Recent solo highlights include Handel Dixit Dominus at the Clifton International Festival of Music, Bach Mass in B Minor with the Academy of St Martin-in-the-Fields and Mozart Vespers, Bach Jesu, meine Freude and Monteverdi Vespers at St Martin-in-the-Fields.
Victoria is kindly supported by the Denne Gilkes Memorial Fund.
James Quilligan graduated from the Guildhall School of Music and Drama in 2015 and for the past year has been a lay clerk at St John’s College, Cambridge. He continues to study privately with Robert Dean.
Since graduating, James’ operatic roles have included Count Almaviva and Figaro in Mozart’s Le Nozze di Figaro (Trinity College Music Society and Magnetic Opera), Dr Dulcamara in L’Elisir d’Amore (Cambridge University Opera Society), Death in Holst’s Savitri (CUOS), Farasmane in Handel’s Radamisto (TCMS), the title role and Leporello in Mozart’s Don Giovanni (Ensemble Orquesta and Hampstead Garden Opera), Flemish Deputy in Verdi’s Don Carlo (Grange Park Opera), and Bluebeard in Bartok’s Bluebeard’s Castle (OperaUpClose). James has also created several roles in contemporary operas with companies including St John’s College Music Society and the Helios Collective. Recent performances include Menotti’s The Telephone and Barber’s A Hand of Bridge.
On the concert platform, James has performed Bach St John Passion, Charpentier Te Deum, Dvořák Stabat Mater, Fauré Requiem, Finzi In Terra Pax, Handel Messiah, Haydn Harmoniemesse and Nelson Mass, Mozart Requiem, Rossini Petite Messe Solennelle, Vaughan Williams Fantasia on a Christmas Carol and Five Mystical Songs. A keen recitalist, he has performed at the Wigmore Hall, St Martin in the Fields, St George Hanover Square, Hatchlands Park and the Old Royal Naval chapel, Greenwich.
Russian mezzo-soprano Margarita Slepakova is an opera and concert singer and a graduate of the Schola Cantorum Basiliensis in Switzerland where she is also currently pursuing her Specialised Master’s degree with Gerd Türk and Rosa Dominguez.
In 2018 she performed the part of Poppea in Monteverdi’s L’incoronazione di Poppea at the OpernFest in Berlin directed by David Paul and conducted by Peter Leonard. She has also played a part of Ariel in Purcell’s The Tempest in Collegium Nobilium Theater in Warsaw and sung with the choir of Theater Basel in shows of Stravinsky’s Rake’s Progress directed by Lydia Steier and conducted by Kristiina Poska.
Margarita has won awards in vocal competitions in Poland and Russia and has performed in Switzerland, Germany, Italy, France, Finland, Russia and Poland, collaborating with pianists, lutenists as well as orchestras and other ensembles.

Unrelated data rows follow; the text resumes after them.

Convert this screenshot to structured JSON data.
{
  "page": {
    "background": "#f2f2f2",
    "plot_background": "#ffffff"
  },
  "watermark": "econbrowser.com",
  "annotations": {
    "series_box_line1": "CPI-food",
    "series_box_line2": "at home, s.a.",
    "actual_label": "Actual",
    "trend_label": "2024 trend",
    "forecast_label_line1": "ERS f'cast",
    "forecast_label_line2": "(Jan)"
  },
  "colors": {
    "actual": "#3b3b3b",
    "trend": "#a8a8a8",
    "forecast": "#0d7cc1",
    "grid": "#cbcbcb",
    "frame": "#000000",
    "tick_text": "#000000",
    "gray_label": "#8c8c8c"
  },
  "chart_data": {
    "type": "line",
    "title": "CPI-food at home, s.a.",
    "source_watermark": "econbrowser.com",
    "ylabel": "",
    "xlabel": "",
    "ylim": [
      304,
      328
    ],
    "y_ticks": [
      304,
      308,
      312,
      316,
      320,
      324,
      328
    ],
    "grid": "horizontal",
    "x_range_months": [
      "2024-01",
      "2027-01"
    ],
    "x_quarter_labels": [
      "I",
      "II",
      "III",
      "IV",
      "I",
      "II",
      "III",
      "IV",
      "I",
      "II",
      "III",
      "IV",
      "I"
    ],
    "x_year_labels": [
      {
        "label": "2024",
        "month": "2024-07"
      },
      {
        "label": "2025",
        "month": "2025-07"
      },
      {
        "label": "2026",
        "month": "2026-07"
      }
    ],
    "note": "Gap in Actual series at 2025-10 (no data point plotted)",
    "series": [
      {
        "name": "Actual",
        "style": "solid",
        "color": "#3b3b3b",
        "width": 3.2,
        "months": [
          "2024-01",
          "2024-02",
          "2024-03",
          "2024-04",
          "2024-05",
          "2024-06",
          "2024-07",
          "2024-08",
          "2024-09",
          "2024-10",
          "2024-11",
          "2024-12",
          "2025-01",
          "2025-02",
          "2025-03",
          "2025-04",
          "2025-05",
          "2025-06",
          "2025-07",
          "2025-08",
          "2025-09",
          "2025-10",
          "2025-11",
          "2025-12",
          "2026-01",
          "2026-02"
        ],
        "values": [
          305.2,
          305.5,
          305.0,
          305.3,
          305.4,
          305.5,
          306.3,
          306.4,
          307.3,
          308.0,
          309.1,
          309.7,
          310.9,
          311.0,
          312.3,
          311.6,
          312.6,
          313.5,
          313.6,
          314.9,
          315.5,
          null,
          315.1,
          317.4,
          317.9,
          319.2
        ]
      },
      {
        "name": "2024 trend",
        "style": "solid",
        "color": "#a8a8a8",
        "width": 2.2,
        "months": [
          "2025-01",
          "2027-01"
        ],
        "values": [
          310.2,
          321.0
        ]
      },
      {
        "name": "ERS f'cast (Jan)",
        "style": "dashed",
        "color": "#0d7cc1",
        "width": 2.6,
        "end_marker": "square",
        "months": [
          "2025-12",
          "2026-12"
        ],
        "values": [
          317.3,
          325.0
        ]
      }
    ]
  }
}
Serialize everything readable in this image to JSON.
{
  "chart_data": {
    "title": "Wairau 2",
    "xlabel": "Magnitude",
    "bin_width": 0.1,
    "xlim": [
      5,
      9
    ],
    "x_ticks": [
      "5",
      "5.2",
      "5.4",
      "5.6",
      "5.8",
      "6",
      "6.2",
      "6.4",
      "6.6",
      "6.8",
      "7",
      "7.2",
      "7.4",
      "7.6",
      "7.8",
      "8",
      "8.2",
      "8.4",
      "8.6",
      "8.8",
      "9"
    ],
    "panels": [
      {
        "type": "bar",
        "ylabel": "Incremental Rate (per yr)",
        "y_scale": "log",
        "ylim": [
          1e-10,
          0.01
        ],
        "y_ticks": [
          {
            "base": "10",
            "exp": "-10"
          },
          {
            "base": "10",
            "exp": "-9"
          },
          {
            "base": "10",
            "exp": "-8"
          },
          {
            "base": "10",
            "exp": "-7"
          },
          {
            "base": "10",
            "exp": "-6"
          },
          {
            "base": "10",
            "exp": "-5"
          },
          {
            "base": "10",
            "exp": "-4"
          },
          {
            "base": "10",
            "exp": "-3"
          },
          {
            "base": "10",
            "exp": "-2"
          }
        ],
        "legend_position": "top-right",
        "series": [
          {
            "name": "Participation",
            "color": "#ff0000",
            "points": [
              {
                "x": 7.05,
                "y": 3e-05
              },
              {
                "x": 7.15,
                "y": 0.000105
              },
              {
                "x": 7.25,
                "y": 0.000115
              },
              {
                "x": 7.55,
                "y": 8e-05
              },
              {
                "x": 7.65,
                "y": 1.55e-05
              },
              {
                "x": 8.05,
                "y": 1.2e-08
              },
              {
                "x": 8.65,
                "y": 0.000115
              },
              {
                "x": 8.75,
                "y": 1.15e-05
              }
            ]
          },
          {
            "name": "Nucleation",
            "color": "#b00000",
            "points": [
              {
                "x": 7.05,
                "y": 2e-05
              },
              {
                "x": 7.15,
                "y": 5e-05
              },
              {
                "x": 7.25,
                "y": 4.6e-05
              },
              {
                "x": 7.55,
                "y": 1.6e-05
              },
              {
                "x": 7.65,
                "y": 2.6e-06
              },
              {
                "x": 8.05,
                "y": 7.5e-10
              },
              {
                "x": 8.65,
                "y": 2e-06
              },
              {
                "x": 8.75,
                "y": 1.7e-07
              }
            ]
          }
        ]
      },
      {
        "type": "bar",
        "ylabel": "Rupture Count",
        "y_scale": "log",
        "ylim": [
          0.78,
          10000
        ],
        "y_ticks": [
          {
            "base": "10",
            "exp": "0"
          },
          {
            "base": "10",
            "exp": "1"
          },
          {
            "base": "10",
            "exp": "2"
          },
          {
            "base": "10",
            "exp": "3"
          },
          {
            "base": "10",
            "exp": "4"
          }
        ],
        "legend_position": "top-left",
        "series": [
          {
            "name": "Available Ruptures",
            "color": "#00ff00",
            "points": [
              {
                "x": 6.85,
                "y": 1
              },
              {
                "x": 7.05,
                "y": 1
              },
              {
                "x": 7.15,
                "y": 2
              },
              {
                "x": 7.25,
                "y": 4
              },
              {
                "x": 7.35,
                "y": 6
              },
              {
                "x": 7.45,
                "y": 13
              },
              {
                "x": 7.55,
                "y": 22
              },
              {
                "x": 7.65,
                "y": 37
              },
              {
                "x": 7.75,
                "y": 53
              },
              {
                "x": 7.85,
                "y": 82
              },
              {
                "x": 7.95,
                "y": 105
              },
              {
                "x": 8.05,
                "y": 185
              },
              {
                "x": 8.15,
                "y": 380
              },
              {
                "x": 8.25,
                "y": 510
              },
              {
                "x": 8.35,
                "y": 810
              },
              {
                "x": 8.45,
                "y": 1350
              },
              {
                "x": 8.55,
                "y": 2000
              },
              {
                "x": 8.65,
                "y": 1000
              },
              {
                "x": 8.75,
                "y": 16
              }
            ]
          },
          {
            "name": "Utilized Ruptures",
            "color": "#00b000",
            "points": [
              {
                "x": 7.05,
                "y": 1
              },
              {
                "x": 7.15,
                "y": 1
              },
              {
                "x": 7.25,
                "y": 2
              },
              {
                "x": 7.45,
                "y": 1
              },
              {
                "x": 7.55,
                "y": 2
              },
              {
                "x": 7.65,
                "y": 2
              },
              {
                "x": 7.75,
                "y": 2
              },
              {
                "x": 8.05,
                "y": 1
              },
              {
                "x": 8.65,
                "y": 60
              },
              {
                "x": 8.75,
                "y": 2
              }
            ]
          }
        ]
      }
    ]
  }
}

Recently, Margarita has sung in performances of Haydn’s Missa in Angustiis in Switzerland, Porpora’s Salve Regina in Italy and in Pergolesi’s Stabat Mater and Vivaldi’s Stabat Mater in France.
Before receiving her Master Diploma at the Schola Cantorum Basiliensis she graduated from the Vocal and Acting Department of the Fryderyk Chopin University of Music (class of prof. Jadwiga Rappé) and Culture Studies Faculty of Warsaw University.
Her repertoire extends from music of the 16th century up to contemporary works, with a particular focus on 17th and 18th century, Classical and early Romantic eras.